Although the acknowledgment was void, it does not follow that the deed itself was void. Pursuant to Miss.Code Ann. Sec. 89-5-3, a deed that is neither acknowledged nor recorded is "nevertheless valid and binding" as between the parties and their heirs, and as to all subsequent purchasers (and creditors) with notice or without valuable consideration

 3

In Aetna Ins. Co. v. Texas Thermal Industries, Inc., 591 F.2d 1035, 1038 (5th Cir. 1979), this court held that the Federal Tax Lien Act of 1966 was intended to supplant the federal common law with respect to "tax lien priority questions as to which that statute provides an unambiguous federal answer." In Texas Commerce Bank--Fort Worth, N.A. v. United States, 896 F.2d 152, 161 n. 8 (5th Cir. 1990), however, another panel of this court has recently noted that there is an apparent conflict between Aetna and two earlier decisions of this court, Rice Investment Co. v. United States, 625 F.2d 565, 572 (5th Cir. 1980) and Texas Oil & Gas Corp. v. United States, 466 F.2d 1040, 1053 (5th Cir. 1972), cert. denied sub nom., Pecos County State Bank v. United States, 410 U.S. 929, 93 S. Ct. 1367, 35 L. Ed. 2d 591 (1973). In Rice and Texas Oil, the court, after concluding that nonfederal liens were not entitled to priority under the Tax Lien Act of 1966, proceeded to examine the question of priority under pre-1966 common law. We note that Aetna involved a nonfederal lien that was clearly entitled to priority under the Tax Lien Act and in that respect may be distinguishable from the nonfederal liens involved in Rice and Texas Oil

In the case before us, the statute provides a nonambiguous federal answer to the priority. It is unnecessary for us to resolve any conflict between Aetna, Rice, and Texas Oil in this case because, even if we examine the question of priority under pre-1966 federal common law, the answer is the same. Pre-1966 federal common law requires that the competing nonfederal lien be not only first in time but "choate" as well. A nonfederal lien is choate when "the identity of the lienor, the property subject to the lien, and the amount of the lien are established beyond any possibility of change or dispute." Rice Investment, 625 F.2d at 568. The question whether a lien has acquired sufficient substance and has become so perfected as to defeat a later-arising or later-filed federal tax lien is governed by federal law. Id.

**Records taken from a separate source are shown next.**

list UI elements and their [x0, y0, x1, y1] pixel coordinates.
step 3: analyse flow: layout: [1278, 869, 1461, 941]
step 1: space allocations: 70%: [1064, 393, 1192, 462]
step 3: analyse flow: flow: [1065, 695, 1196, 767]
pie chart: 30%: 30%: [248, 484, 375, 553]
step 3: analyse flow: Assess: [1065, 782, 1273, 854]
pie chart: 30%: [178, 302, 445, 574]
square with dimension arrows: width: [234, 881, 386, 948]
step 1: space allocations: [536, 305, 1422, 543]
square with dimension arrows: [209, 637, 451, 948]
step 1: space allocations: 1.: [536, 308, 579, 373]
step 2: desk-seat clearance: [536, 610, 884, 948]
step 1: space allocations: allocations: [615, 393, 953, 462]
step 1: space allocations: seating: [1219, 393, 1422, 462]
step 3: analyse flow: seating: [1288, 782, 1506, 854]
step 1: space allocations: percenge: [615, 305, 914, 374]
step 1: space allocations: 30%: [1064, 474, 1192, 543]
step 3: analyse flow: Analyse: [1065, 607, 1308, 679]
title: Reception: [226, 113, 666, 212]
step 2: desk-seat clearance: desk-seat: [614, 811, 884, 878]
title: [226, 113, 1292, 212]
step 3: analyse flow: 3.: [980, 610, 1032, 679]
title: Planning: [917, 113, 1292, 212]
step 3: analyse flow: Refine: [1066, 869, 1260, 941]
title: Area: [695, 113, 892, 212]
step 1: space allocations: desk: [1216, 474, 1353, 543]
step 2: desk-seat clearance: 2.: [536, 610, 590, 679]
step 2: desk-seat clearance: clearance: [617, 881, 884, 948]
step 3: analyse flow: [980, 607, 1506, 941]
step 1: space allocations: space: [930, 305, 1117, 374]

Although the deed of trust identifies the lienor and describes the property subject to the lien, the amount of the lien was not established "beyond all possibility of change or dispute" at the time the notices of tax liens were filed. The deed of trust secured not only the $400,000 loan, but also "such future and additional advances as may be made to the grantor," as well as "all debts, obligations, or liabilities, direct or contingent, of the grantor ... to the beneficiary, whether now existing or hereafter arising at any time before actual cancellation of this instrument on the public records of mortgages and deeds of trust, whether the same be evidenced by note, open account, over-draft, endorsement, guaranty or otherwise." Because the deed of trust had not been cancelled at the time the IRS filed the notices of tax liens, the amount of the Bank's lien, under the express terms of the deed of trust, was subject to a "possibility of change or dispute" and thus was not perfected, or "choate," under pre-1966 federal common law.